In the 19th century, first-line warships generally did not need escorts. The main weapon was the gun and battleship had the most guns, most armour, and could take care of itself. Then some unsportsmanlike people invented the torpedo (and mines) and suddenly big bad battleship was vulnerable to a weapon which could be carried by a tiny vessel. So you needed other tiny vessels to protect your battleship from this threat. At first, these escort vessels could be tiny as naval battle was expected to be fought close to coast and friendly bases, probably in good weather. Then various developments happened (greater range for big warships, wireless, aerial recon), and it was realized that the escort vessel had to be able to go everywhere the battleships go and soon they weren't so tiny anymore. And nowadays, we mostly have surface combatants with general purpose armament and concept of 'escort' is somewhat different again.
 

swerve

Super Moderator
Dead right. Consider, for example, the German F125, optimised for long endurance & low intensity operations. What else could it be but a colonial cruiser? No colonies to cruise, of course, but I'm sure we can come up with a revised name to fit modern circumstances. Intervention cruiser?
 

kato

The Bunker Group
Verified Defense Pro
Dead right. Consider, for example, the German F125, optimised for long endurance & low intensity operations. What else could it be but a colonial cruiser? No colonies to cruise, of course, but I'm sure we can come up with a revised name to fit modern circumstances. Intervention cruiser?
"Colonial cruiser" was a propaganda term in Germany even back then. Any ship that served on duty in the colonies could be coloquially termed that, even if it otherwise wasn't a cruiser by classification. Most ships coloquially called that were actually gunboats and other smaller classes. It is also somewhat a derogatory term both back then and today - a ship that can't defend itself against other ships and is only good for bombarding people who do not have the means to fight back.
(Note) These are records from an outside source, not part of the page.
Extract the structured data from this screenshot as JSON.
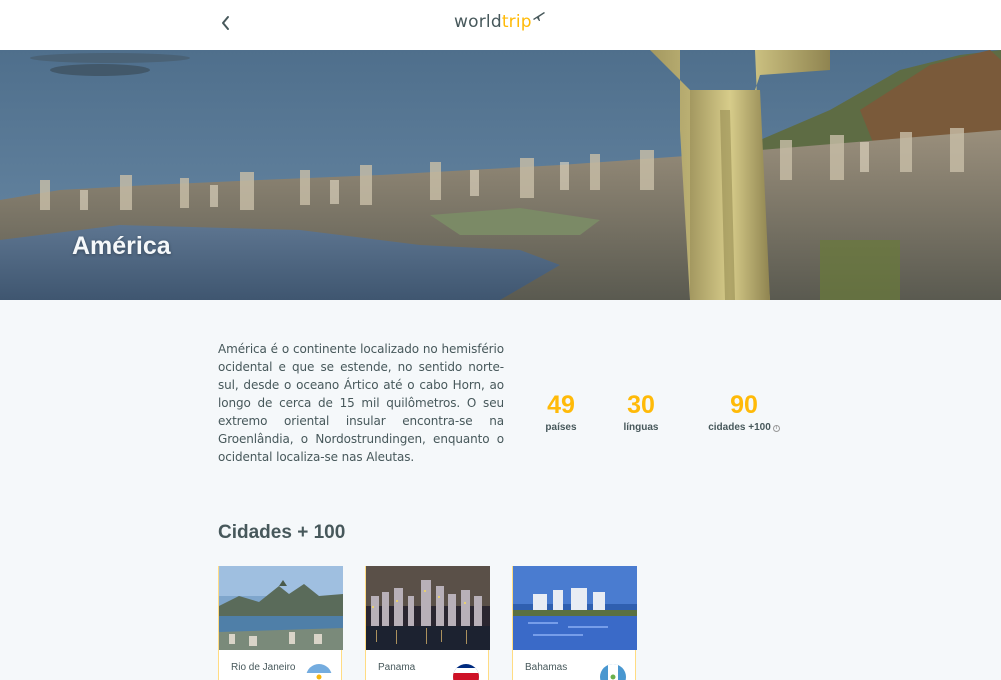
{
  "header": {
    "logo_world": "world",
    "logo_trip": "trip",
    "back_icon": "chevron-left-icon"
  },
  "banner": {
    "title": "América"
  },
  "continent": {
    "description": "América é o continente localizado no hemisfério ocidental e que se estende, no sentido norte-sul, desde o oceano Ártico até o cabo Horn, ao longo de cerca de 15 mil quilômetros. O seu extremo oriental insular encontra-se na Groenlândia, o Nordostrundingen, enquanto o ocidental localiza-se nas Aleutas."
  },
  "stats": [
    {
      "value": "49",
      "label": "países"
    },
    {
      "value": "30",
      "label": "línguas"
    },
    {
      "value": "90",
      "label": "cidades +100"
    }
  ],
  "cities_section": {
    "title": "Cidades + 100"
  },
  "cities": [
    {
      "name": "Rio de Janeiro"
    },
    {
      "name": "Panama"
    },
    {
      "name": "Bahamas"
    }
  ],
  "colors": {
    "accent": "#ffba08",
    "text": "#47585b",
    "background": "#f5f8fa"
  }
}
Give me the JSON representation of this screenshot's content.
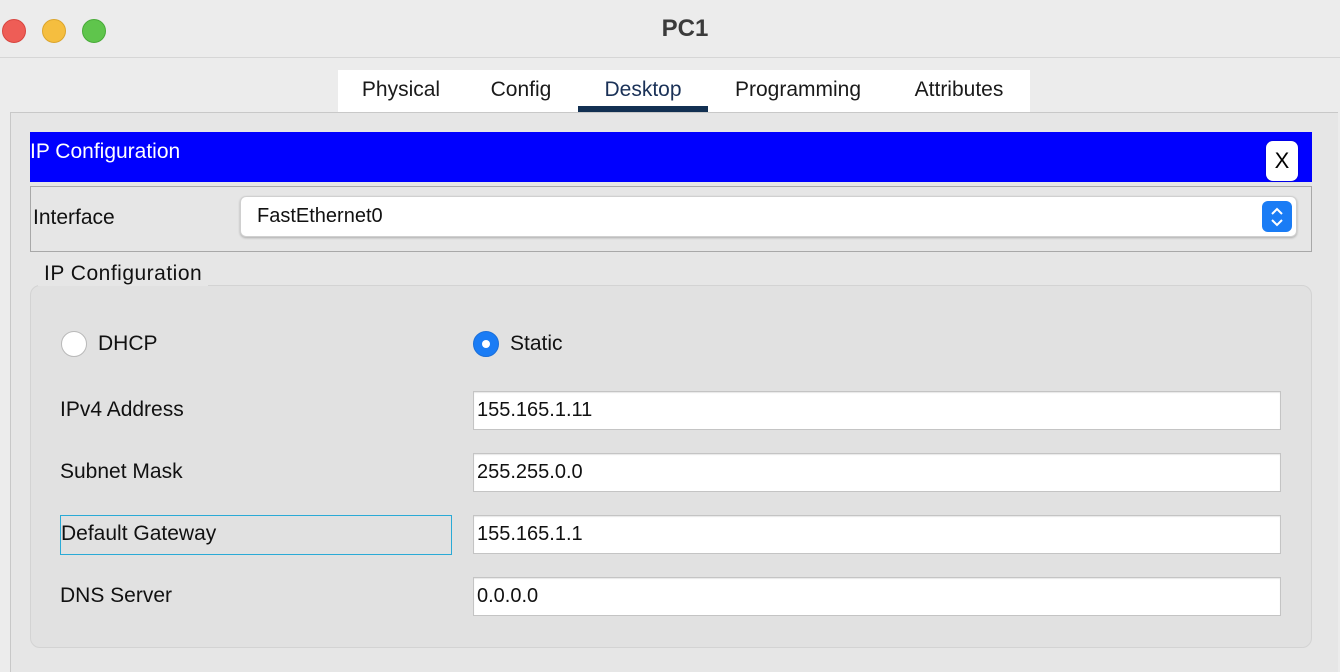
{
  "window": {
    "title": "PC1"
  },
  "tabs": [
    {
      "label": "Physical"
    },
    {
      "label": "Config"
    },
    {
      "label": "Desktop"
    },
    {
      "label": "Programming"
    },
    {
      "label": "Attributes"
    }
  ],
  "active_tab": "Desktop",
  "panel": {
    "title": "IP Configuration",
    "close_label": "X",
    "header_color": "#0000ff"
  },
  "interface": {
    "label": "Interface",
    "selected": "FastEthernet0"
  },
  "ip_config": {
    "group_title": "IP Configuration",
    "dhcp_label": "DHCP",
    "static_label": "Static",
    "mode": "Static",
    "fields": [
      {
        "label": "IPv4 Address",
        "value": "155.165.1.11"
      },
      {
        "label": "Subnet Mask",
        "value": "255.255.0.0"
      },
      {
        "label": "Default Gateway",
        "value": "155.165.1.1"
      },
      {
        "label": "DNS Server",
        "value": "0.0.0.0"
      }
    ]
  },
  "colors": {
    "accent": "#1a7cf5",
    "active_tab_underline": "#123052",
    "focus_border": "#2aaad6"
  }
}
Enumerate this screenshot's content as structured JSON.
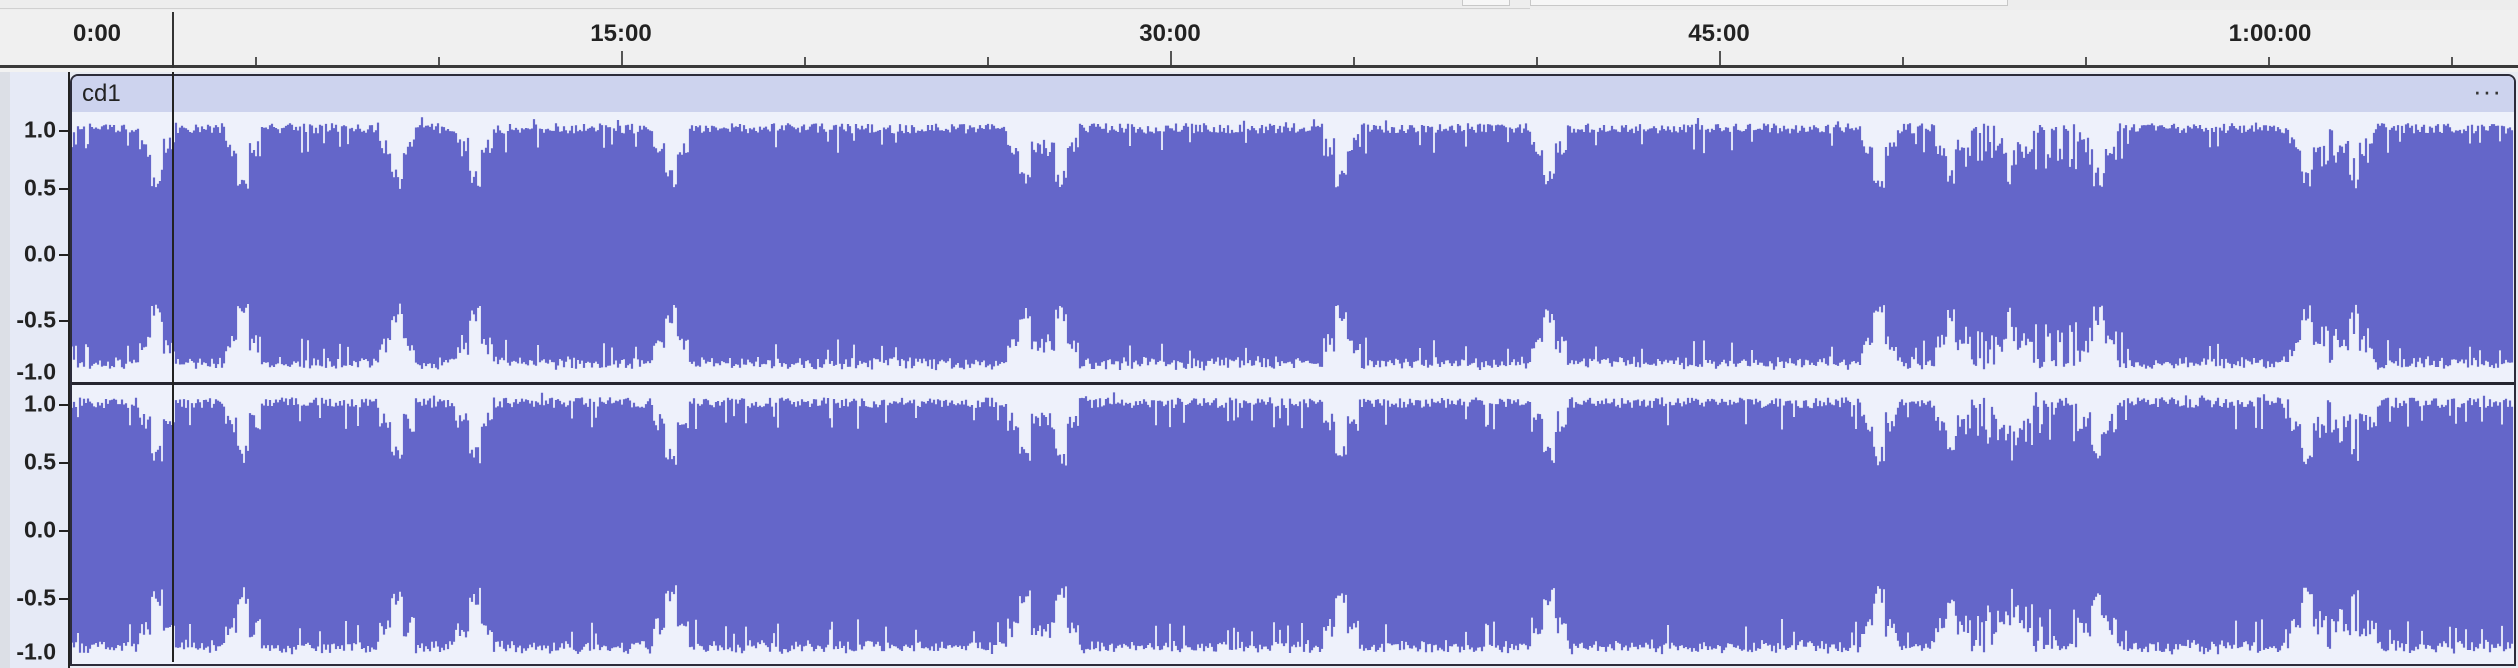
{
  "timeline": {
    "ruler_labels": [
      "0:00",
      "15:00",
      "30:00",
      "45:00",
      "1:00:00"
    ]
  },
  "track": {
    "clip_name": "cd1",
    "clip_menu": "···",
    "amplitude_labels": [
      "1.0",
      "0.5",
      "0.0",
      "-0.5",
      "-1.0"
    ],
    "channels": 2
  },
  "colors": {
    "waveform": "#6466c9",
    "clip_header": "#cdd3ee",
    "clip_background": "#eef1fb",
    "vertical_ruler": "#e6eaf6"
  }
}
The formal term in the German Navy was "Stationskreuzer" - denoting a cruiser serving in "station service" (i.e. at the overseas stations instead of in the battle fleet). France at the time used the exact same term in "cuirasse stationnaire".

Ships specifically built for "station service", in particular after the turn of the century, were usually called "Auslandskreuzer" (overseas cruisers) in the German Navy to denote their specialization in the same way that the "colonial" was tagged onto ship classes in anglo- and francophone countries.